Saturday, July 19, 2014

Boyhood: Too Realistic

We’ve all seen movies where actors age. Sometimes they jump 10 years in the span of a minute. They might be a child in the introduction and then an adult for the remainder of the film. Other times we meet an older version of the same actor with pounds of makeup to aid with aging effects, or vise versa. While not reasonably believable outside of a film, we as viewers suspend our belief and choose to willingly accept that these two different humans are playing the same character and in essence, are the same character. We choose to believe. However, in director Richard Linklater’s film, Boyhood, there is no need to choose to believe. We, as viewers, are simply to observe. Why is this? Linklater brought to the cinema a new way to do film. He chose to apply the concept of time and reality by keeping and filming the same actors over the span of 12 years for one film. While this concept is uniquely successful, the story-line of Boyhood falls short and diminishes the overall effectiveness of the film.  

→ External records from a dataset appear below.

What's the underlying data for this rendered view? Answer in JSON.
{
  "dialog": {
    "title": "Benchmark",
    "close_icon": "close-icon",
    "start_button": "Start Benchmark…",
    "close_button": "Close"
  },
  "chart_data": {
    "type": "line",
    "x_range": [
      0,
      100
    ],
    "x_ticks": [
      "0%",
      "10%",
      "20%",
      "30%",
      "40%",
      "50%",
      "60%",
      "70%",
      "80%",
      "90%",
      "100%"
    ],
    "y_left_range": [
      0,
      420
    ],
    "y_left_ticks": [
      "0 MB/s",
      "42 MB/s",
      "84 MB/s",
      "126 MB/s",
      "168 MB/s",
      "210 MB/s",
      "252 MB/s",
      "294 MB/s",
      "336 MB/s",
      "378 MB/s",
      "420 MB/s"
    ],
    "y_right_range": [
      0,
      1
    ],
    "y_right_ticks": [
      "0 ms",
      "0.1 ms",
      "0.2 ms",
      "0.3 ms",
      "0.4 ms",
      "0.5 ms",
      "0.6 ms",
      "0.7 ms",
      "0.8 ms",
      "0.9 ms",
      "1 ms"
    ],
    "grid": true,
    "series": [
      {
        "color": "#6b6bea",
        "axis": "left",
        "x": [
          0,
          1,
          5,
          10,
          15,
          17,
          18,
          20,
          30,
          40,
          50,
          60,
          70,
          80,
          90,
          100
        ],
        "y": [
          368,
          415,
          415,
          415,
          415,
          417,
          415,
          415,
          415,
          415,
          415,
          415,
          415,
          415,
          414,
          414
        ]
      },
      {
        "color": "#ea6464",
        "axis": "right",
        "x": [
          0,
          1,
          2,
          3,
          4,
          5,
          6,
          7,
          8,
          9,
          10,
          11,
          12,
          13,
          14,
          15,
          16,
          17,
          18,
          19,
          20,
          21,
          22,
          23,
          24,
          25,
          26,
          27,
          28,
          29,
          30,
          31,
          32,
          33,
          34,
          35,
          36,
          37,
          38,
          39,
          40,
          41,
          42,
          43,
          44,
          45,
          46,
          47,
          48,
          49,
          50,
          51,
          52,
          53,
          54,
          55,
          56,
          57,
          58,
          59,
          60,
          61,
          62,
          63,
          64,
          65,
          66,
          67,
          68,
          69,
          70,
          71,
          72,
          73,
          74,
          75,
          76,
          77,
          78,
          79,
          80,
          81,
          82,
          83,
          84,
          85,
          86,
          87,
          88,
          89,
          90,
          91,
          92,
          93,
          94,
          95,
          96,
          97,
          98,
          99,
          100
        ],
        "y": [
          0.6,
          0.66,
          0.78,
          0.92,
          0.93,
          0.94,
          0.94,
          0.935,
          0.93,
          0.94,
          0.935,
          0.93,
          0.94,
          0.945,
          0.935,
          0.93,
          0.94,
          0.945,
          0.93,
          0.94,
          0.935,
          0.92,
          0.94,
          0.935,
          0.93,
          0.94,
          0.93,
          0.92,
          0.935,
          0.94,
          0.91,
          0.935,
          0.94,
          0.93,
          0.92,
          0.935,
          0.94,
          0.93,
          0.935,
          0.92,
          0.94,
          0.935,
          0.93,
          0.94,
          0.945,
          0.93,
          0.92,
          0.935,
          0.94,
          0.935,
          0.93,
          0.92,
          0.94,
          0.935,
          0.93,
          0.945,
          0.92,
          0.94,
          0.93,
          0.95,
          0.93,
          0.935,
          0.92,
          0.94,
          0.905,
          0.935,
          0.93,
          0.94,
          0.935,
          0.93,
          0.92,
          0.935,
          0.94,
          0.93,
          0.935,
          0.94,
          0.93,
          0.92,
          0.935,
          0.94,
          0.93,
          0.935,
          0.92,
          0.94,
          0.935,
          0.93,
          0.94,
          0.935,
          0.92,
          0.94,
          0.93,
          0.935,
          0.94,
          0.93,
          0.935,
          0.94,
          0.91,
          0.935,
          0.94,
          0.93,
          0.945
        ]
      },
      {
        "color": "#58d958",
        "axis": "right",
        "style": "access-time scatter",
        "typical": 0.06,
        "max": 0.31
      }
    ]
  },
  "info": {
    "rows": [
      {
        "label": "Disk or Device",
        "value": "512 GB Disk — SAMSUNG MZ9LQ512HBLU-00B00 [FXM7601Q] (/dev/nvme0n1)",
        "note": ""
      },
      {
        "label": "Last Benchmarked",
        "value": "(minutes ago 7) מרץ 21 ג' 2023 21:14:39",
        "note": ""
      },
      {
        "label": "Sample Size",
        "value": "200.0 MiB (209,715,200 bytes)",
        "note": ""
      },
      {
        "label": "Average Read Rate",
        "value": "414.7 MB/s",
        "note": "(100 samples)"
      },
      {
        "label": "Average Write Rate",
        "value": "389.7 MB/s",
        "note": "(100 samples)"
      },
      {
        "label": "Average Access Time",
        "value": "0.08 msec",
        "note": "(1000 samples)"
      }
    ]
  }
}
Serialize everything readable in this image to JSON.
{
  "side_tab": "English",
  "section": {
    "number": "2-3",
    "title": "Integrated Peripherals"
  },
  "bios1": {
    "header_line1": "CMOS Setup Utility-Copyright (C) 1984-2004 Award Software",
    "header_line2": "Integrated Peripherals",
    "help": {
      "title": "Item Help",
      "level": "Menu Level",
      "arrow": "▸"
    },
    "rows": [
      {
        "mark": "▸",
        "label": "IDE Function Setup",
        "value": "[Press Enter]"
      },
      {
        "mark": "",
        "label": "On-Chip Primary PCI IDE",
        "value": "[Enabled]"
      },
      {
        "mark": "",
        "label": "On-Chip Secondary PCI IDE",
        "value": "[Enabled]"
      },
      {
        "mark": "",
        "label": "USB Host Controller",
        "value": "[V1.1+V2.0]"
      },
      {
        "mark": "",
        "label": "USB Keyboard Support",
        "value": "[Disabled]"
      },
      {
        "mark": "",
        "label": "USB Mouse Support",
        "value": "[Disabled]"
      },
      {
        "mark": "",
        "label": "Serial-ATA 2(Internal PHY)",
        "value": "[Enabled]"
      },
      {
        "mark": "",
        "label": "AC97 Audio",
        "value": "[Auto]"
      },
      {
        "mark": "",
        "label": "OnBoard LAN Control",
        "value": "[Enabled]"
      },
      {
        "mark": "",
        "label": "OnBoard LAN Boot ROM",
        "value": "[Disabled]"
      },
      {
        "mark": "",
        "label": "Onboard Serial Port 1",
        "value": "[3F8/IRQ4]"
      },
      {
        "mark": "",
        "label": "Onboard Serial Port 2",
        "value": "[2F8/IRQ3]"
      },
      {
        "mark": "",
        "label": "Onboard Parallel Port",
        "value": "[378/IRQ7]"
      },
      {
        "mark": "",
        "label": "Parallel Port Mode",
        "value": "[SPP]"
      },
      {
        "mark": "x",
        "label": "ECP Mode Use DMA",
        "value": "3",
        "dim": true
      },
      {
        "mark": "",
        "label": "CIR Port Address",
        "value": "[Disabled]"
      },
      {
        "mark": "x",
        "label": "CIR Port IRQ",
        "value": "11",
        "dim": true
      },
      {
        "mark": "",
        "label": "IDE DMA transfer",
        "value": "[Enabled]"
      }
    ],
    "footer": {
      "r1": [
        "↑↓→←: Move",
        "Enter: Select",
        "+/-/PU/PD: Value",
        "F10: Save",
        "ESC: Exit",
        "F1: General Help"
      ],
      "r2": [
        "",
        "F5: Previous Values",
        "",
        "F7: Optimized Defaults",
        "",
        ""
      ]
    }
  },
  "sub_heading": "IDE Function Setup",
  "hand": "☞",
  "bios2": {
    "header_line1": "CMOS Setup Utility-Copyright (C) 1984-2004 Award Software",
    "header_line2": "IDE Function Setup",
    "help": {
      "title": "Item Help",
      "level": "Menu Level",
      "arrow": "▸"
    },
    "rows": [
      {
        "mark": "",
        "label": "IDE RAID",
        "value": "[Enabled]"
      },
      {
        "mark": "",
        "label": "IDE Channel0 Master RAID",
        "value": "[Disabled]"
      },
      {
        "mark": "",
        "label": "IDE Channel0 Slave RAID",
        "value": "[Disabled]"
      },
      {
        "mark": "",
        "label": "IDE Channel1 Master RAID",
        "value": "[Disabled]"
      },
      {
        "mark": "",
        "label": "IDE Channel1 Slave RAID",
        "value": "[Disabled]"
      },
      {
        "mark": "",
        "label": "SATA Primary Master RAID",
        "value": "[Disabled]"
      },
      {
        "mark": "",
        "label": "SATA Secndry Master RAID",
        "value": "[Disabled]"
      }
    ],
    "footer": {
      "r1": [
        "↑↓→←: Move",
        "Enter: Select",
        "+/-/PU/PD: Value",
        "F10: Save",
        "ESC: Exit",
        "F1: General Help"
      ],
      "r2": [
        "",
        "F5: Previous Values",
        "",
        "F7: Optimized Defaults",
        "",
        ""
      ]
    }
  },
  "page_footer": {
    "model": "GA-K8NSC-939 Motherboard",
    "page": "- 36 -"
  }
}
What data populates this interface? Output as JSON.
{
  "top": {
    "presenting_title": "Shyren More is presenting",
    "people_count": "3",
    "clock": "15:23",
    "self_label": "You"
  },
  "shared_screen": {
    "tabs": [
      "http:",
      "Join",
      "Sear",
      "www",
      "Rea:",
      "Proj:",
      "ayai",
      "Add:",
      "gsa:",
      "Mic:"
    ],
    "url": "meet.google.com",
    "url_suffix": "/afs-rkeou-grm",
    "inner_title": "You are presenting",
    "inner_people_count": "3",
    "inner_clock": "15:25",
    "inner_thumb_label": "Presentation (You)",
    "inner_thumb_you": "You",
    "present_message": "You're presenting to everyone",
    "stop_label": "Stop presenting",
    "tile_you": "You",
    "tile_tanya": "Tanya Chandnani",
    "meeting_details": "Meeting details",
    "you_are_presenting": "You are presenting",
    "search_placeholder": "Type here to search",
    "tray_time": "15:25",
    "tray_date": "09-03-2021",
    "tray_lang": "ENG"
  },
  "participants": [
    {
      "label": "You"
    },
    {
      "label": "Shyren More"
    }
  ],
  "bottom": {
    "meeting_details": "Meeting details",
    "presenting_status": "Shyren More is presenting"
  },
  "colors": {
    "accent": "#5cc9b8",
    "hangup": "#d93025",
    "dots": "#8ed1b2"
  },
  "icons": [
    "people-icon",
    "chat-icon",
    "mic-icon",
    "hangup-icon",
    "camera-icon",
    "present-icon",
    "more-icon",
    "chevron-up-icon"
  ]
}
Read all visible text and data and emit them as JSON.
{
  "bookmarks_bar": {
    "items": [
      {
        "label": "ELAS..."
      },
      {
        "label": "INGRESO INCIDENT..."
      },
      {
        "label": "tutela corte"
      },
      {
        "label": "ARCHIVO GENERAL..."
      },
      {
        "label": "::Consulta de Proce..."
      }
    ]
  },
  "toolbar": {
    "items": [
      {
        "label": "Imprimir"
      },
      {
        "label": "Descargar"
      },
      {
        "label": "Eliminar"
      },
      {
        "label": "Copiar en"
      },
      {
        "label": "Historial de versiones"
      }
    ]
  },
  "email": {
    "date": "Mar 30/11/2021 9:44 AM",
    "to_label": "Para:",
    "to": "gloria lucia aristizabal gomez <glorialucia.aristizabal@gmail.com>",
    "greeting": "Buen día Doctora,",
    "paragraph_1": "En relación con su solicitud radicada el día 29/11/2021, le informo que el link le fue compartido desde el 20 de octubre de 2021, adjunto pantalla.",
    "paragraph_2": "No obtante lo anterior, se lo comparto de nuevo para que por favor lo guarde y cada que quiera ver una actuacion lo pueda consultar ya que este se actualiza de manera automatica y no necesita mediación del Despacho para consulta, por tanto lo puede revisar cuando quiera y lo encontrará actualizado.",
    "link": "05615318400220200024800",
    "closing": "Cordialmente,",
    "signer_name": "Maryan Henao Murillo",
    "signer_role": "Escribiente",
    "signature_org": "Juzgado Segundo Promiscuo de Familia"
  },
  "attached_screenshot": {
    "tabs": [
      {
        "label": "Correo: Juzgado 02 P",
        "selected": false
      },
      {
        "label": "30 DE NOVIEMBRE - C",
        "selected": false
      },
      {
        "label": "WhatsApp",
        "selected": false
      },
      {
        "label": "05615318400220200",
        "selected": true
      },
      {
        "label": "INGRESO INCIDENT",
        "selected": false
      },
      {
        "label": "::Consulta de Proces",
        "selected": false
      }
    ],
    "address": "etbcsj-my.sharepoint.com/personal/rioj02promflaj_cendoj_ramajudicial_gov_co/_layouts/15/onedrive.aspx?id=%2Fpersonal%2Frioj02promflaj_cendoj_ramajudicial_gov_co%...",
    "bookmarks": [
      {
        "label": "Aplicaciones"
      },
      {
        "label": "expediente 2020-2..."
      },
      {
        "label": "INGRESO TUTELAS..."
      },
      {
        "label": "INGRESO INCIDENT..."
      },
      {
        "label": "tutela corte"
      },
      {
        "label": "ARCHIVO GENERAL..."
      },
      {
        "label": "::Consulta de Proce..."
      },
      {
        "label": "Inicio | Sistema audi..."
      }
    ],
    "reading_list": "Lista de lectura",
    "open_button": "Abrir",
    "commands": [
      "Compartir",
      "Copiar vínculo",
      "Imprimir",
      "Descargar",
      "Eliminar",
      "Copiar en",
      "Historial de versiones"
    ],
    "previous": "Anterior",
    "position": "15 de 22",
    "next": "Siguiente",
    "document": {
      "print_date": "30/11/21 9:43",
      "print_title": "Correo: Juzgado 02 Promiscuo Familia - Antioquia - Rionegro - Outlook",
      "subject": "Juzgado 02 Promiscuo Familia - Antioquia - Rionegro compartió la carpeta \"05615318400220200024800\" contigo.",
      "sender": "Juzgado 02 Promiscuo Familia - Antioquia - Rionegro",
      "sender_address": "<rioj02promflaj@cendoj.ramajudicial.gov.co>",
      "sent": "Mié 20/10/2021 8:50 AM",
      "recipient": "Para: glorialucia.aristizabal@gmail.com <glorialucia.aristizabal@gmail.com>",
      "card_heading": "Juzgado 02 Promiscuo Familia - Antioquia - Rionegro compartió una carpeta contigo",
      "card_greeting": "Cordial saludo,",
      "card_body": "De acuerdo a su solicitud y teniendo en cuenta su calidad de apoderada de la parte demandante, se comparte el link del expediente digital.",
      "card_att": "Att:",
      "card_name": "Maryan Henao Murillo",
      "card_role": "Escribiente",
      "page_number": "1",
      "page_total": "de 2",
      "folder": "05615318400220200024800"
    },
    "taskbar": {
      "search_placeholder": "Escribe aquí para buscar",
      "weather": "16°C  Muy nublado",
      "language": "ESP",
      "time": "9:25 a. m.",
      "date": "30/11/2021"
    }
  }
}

The concept of this film is absolutely beautiful. The director cast actors with intent to document a bildungsroman, a coming-of-age-story, for a young child who would bloom into adulthood, while all those central relationships in his life would also age with him. This was tastefully done and was so realistic to a true child’s self-development and progression of self-identity. For instance, when the mother is moving her two children back to Texas, they get into the car and the kids are fighting, putting up a pillow barrier, as well as giggling and tickling each other. As the film progresses with similar scenes such as these, I was able to reflect on moments in my own life when I did the same exact things. I was even able to reflect on memories I haven’t thought about for years—such as playing the “dead man” game on the trampoline with my siblings, just as the kids did while living with Mason Jr.’s mom’s second husband, the professor, and his kids—forming a sort of real-life Brady Bunch. These moments of life were captured beautifully throughout the film and really do produce the success in the film.   
However, while the film is highly successful, artful, and tasteful in its concept, it falls short in the lack of story plot—or rather the lack of focus. Perhaps the undertaking of 12 years embodies too much! The film struggles to be a film because it is too realistic and spans too long a time. There is too much time that detracts from the focus upon a pivotal turning point in the lead character’s life. Instead of large or monumental events, viewers see small incremental moments of the boy’s life. And when larger or more prominent events do happen, there is little explanation as to how the lead character, Mason, processes through these. Perhaps their argument might be that to not process through these psychological challenges is a more realistic approach. Many unhealthy individuals go on throughout their lives without healthily addressing these kinds of stresses all the time. However, for the purpose of a movie and traditional expectations of a plot, a crisis and a resolution, these expectations are let down. For instance, Mason undergoes three father figures throughout his life and even a form of abuse, but we do not see any of sort of processing through or steps towards healing as would be expected in a film. There are no easy answers. Understandably so, there is a lot of content to cover in the duration of the film and not enough time to fully view all the internal developments that Mason undergoes. While the bits of information that are left out add to the realism of the film, there is still a curiosity for a climax—for more to happen. While the film is not a traditional or conventional one, it is so ordinary that it almost ceases to be a film—it essentially is a glimpse of everyday life—a life too familiar, too real.
In many regards, this could have been a beautiful and strong self-identity story, but instead, it lacks the appropriate identity development by not focusing on key elements in the boy’s life. Instead, ultimately, the storyline appears bland and underdeveloped for character self-identity explorations. The movie is simply, as the title indicates, a chronicle of a boy growing up and becoming a man: boyhood.